McIntosh was educated at Uppingham School in Rutland, where he played for the school cricket team and for three years he was the mainstay of their bowling attack, captaining the side in 1926, a season in which he took 45 wickets at a bowling average of 11.45. He later went to University College, Oxford, where he played for the University Cricket Club, making his first-class debut in 1927 against the Harlequins. 1927 was also the year that McIntosh played his only first-class match for the West of England when they played the touring New Zealanders at the County Ground, Exeter; additionally in 1927 he also made three appearances for Devon in the Minor Counties Championship. From 1927 to 1929, McIntosh made 21 first-class appearances for Oxford University, playing his final match for them against Surrey.
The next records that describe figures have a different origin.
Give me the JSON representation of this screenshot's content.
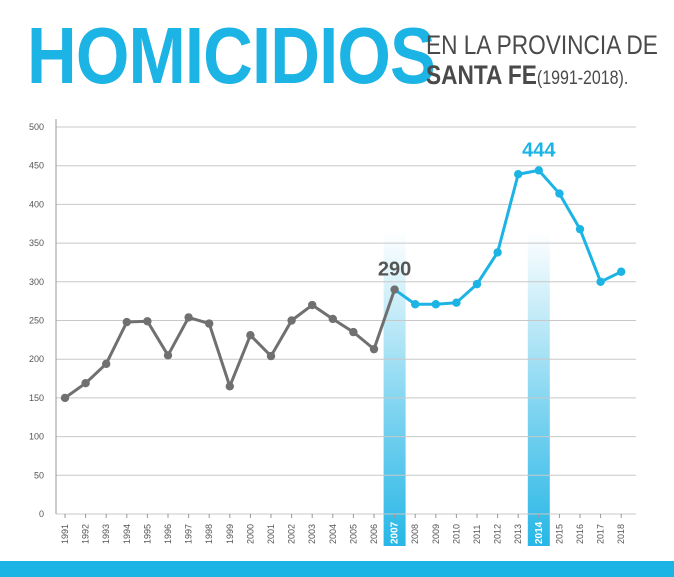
{
  "header": {
    "title": "HOMICIDIOS",
    "subtitle_line1": "EN LA PROVINCIA DE",
    "subtitle_place": "SANTA FE",
    "subtitle_years": "(1991-2018)."
  },
  "colors": {
    "accent": "#1cb3e5",
    "gray_series": "#707070",
    "highlight": "#1cb3e5",
    "grid": "#c8c8c8"
  },
  "chart_data": {
    "type": "line",
    "title": "HOMICIDIOS EN LA PROVINCIA DE SANTA FE (1991-2018).",
    "xlabel": "",
    "ylabel": "",
    "ylim": [
      0,
      500
    ],
    "yticks": [
      0,
      50,
      100,
      150,
      200,
      250,
      300,
      350,
      400,
      450,
      500
    ],
    "grid": true,
    "x": [
      "1991",
      "1992",
      "1993",
      "1994",
      "1995",
      "1996",
      "1997",
      "1998",
      "1999",
      "2000",
      "2001",
      "2002",
      "2003",
      "2004",
      "2005",
      "2006",
      "2007",
      "2008",
      "2009",
      "2010",
      "2011",
      "2012",
      "2013",
      "2014",
      "2015",
      "2016",
      "2017",
      "2018"
    ],
    "values": [
      150,
      169,
      194,
      248,
      249,
      205,
      254,
      246,
      165,
      231,
      204,
      250,
      270,
      252,
      235,
      213,
      290,
      271,
      271,
      273,
      297,
      338,
      439,
      444,
      414,
      368,
      300,
      313
    ],
    "highlights": [
      {
        "year": "2007",
        "label": "290"
      },
      {
        "year": "2014",
        "label": "444"
      }
    ]
  }
}
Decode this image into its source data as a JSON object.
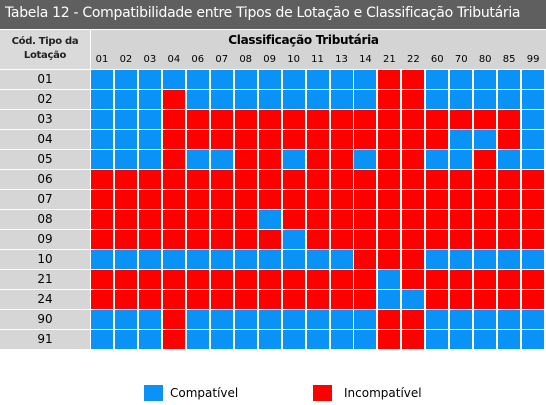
{
  "title": "Tabela 12 - Compatibilidade entre Tipos de Lotação e Classificação Tributária",
  "header": {
    "row_header_line1": "Cód. Tipo da",
    "row_header_line2": "Lotação",
    "column_group": "Classificação Tributária"
  },
  "columns": [
    "01",
    "02",
    "03",
    "04",
    "06",
    "07",
    "08",
    "09",
    "10",
    "11",
    "13",
    "14",
    "21",
    "22",
    "60",
    "70",
    "80",
    "85",
    "99"
  ],
  "rows": [
    {
      "code": "01",
      "cells": "CCCCCCCCCCCCIICCCCC"
    },
    {
      "code": "02",
      "cells": "CCCICCCCCCCCIICCCCC"
    },
    {
      "code": "03",
      "cells": "CCCIIIIIIIIIIIIIIIC"
    },
    {
      "code": "04",
      "cells": "CCCIIIIIIIIIIIICCIC"
    },
    {
      "code": "05",
      "cells": "CCCICCIICIICIICCICC"
    },
    {
      "code": "06",
      "cells": "IIIIIIIIIIIIIIIIIII"
    },
    {
      "code": "07",
      "cells": "IIIIIIIIIIIIIIIIIII"
    },
    {
      "code": "08",
      "cells": "IIIIIIICIIIIIIIIIII"
    },
    {
      "code": "09",
      "cells": "IIIIIIIICIIIIIIIIII"
    },
    {
      "code": "10",
      "cells": "CCCCCCCCCCCIIICCCCC"
    },
    {
      "code": "21",
      "cells": "IIIIIIIIIIIICIIIIII"
    },
    {
      "code": "24",
      "cells": "IIIIIIIIIIIICCIIIII"
    },
    {
      "code": "90",
      "cells": "CCCICCCCCCCCIICCCCC"
    },
    {
      "code": "91",
      "cells": "CCCICCCCCCCCIICCCCC"
    }
  ],
  "legend": {
    "compatible": {
      "label": "Compatível",
      "code": "C",
      "color": "#0b92f6"
    },
    "incompatible": {
      "label": "Incompatível",
      "code": "I",
      "color": "#fb0200"
    }
  },
  "colors": {
    "title_bar": "#5f5f5f",
    "header_bg": "#d4d4d4",
    "row_label_bg": "#d6d6d6"
  }
}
McIntosh received his Oxford Blue in his first year of 1927, thanks largely to an injury to Walter McBride, and in 1928. Poor health and having to bowl on over-prepared wickets which led to a poor bowling season for him in 1929 ruled him out of contention for a Blue in that year. A bowler, he took 62 wickets in total for the University. These came at an average of 34.33 and included two five wicket hauls, with best figures of 5/52.

McIntosh later returned to the British Raj, where he played a single first-class match each for the Europeans (India) against the Indians and for Madras against the Marylebone Cricket Club, both in 1934. He died in Budleigh Salterton, Devon on 21 March 1988.